I spoke to Gábor about this, and he acknowledged this concern, but also said that fixing it would require far-reaching changes to the underlying Batch API as well. I actually think that'd make a great follow-up for anyone who worked on this issue, because this capability of processing items in a "series of seeks" (I'm using the wrong words here, but), rather than a big stack of things to do, seems like really useful functionality to have as part of the general Batch API. And if we did that, it's likely we could clean up some of the code here.

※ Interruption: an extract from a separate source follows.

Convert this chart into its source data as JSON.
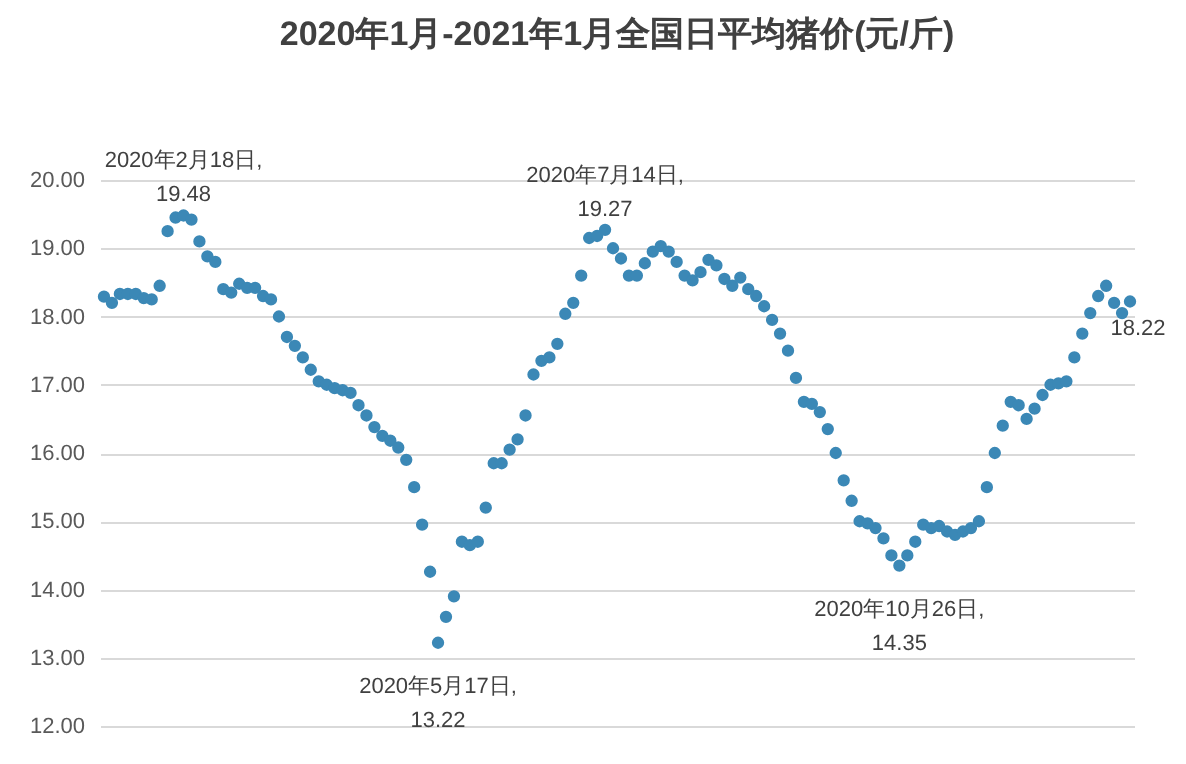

However! None of that is worth holding up this patch, which looks like a great solution to the problem, and these implementation concerns aside, looks good. Therefore..!
Committed and pushed to 8.x. Thanks! If we could get a follow-up issue to introduce this functionality into Batch API "proper" though, that would be awesome. (Even more awesome if some folks here who had to understand the existing batch API to write this could help push that issue along with at least some pseudocode/description of how it could work, before you all forget everything you learned. :D)
Comment #27
Gábor HojtsyYay, thanks. Here is a CHANGELOG.txt followup :) Not sure the text is ok, but this should be quick to review.
Comment #28
webchickText looks good to me!
Committed and pushed to 8.x.
Comment #30
Gábor HojtsyOff the sprint then, thanks all!
Comment #30.0
Gábor HojtsyMore up to date solution explanation.